Como as próprias justificativas do PL 2630/20 apontam, seu propósito inicial é estabelecer responsabilidades e regulamentar a atividade de provedores de redes sociais e de serviços mensagem privada, como resposta legislativa para a problemática das fake news, preocupação de extrema relevância na chamada “Era da Informação”.

9/5/2023

Tratar dos impactos do projeto de lei 2.630/20, chamado de “PL das fake news”, na matéria autoral pode causar estranhamento: afinal, como a regulação da atividade de divulgação de notícias poderia afetar obras autorais? Em uma resposta curta e direta, um assunto não diz respeito ao outro e é justamente essa uma das maiores críticas ao projeto de lei, conforme detalhado a seguir.

Como as próprias justificativas do PL 2630/20 apontam, seu propósito inicial é estabelecer responsabilidades e regulamentar a atividade de provedores de redes sociais e de serviços mensagem privada, como resposta legislativa para a problemática das fake news, preocupação de extrema relevância na chamada “Era da Informação”.

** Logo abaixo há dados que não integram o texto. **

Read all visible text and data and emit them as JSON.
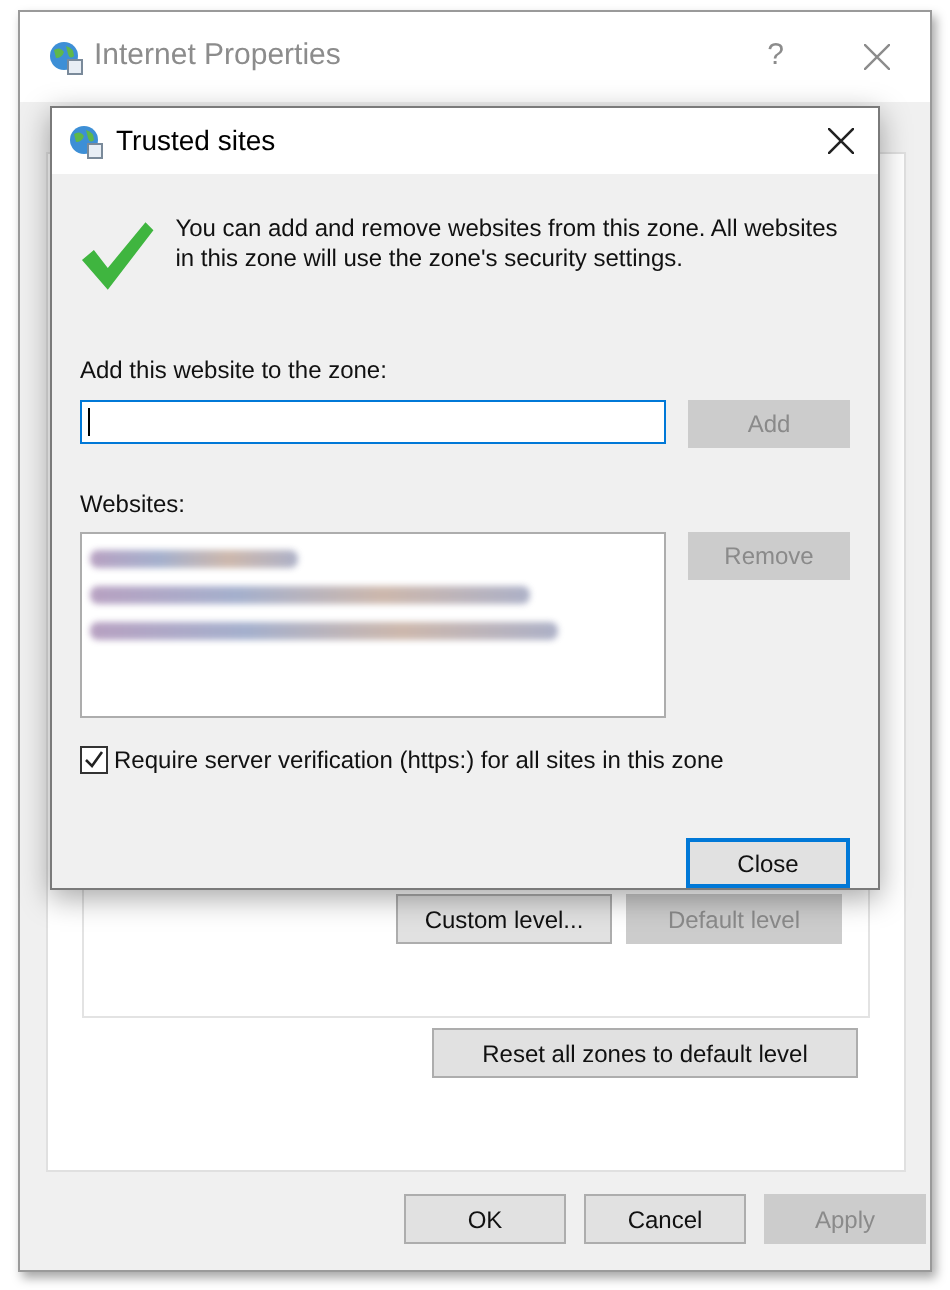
{
  "main_window": {
    "title": "Internet Properties",
    "help": "?",
    "active": false
  },
  "zone_buttons": [
    {
      "label": "Custom level...",
      "disabled": false
    },
    {
      "label": "Default level",
      "disabled": true
    }
  ],
  "reset_button": {
    "label": "Reset all zones to default level",
    "disabled": false
  },
  "footer_buttons": [
    {
      "label": "OK",
      "disabled": false
    },
    {
      "label": "Cancel",
      "disabled": false
    },
    {
      "label": "Apply",
      "disabled": true
    }
  ],
  "dialog": {
    "title": "Trusted sites",
    "message": "You can add and remove websites from this zone. All websites in this zone will use the zone's security settings.",
    "add_label": "Add this website to the zone:",
    "add_button": {
      "label": "Add",
      "disabled": true
    },
    "websites_label": "Websites:",
    "remove_button": {
      "label": "Remove",
      "disabled": true
    },
    "require_https": {
      "label": "Require server verification (https:) for all sites in this zone",
      "checked": true
    },
    "close_button": {
      "label": "Close",
      "disabled": false,
      "default": true
    }
  }
}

Apesar desta delimitação original de escopo, no desenrolar do processo legislativo, o Deputado Relator Orlando Silva propôs, em 27/4/23, texto substitutivo e nele introduziu questões de direitos autorais, bastante sensíveis para a classe artística, para abranger a disponibilização de obras autorais por provedores de aplicações ofertantes de conteúdo sob demanda – notadamente “streaming”. O projeto de lei assim modificado ganhou a simpatia, apoio e ampla divulgação por atores e artistas.

A combinação inusitada e descabida de dois temas de extrema relevância – sejam eles a circulação de informações e a devida remuneração da produção cultural – tornou ainda mais complexos e difíceis os debates sobre cada um, não contribuindo para o esclarecimento do público em geral sobre o que está ou não em jogo em cada caso.

Propomo-nos a tratar aqui de apenas um deles: o sistema de remuneração autoral nas plataformas de disponibilização de conteúdos audiovisuais.

Antes de detalhar o teor das normas autorais introduzidas no PL 2630/20, e até para compreender o cenário que ensejou sua inclusão, cabe contextualizar, brevemente, a dinâmica e as práticas do mercado audiovisual.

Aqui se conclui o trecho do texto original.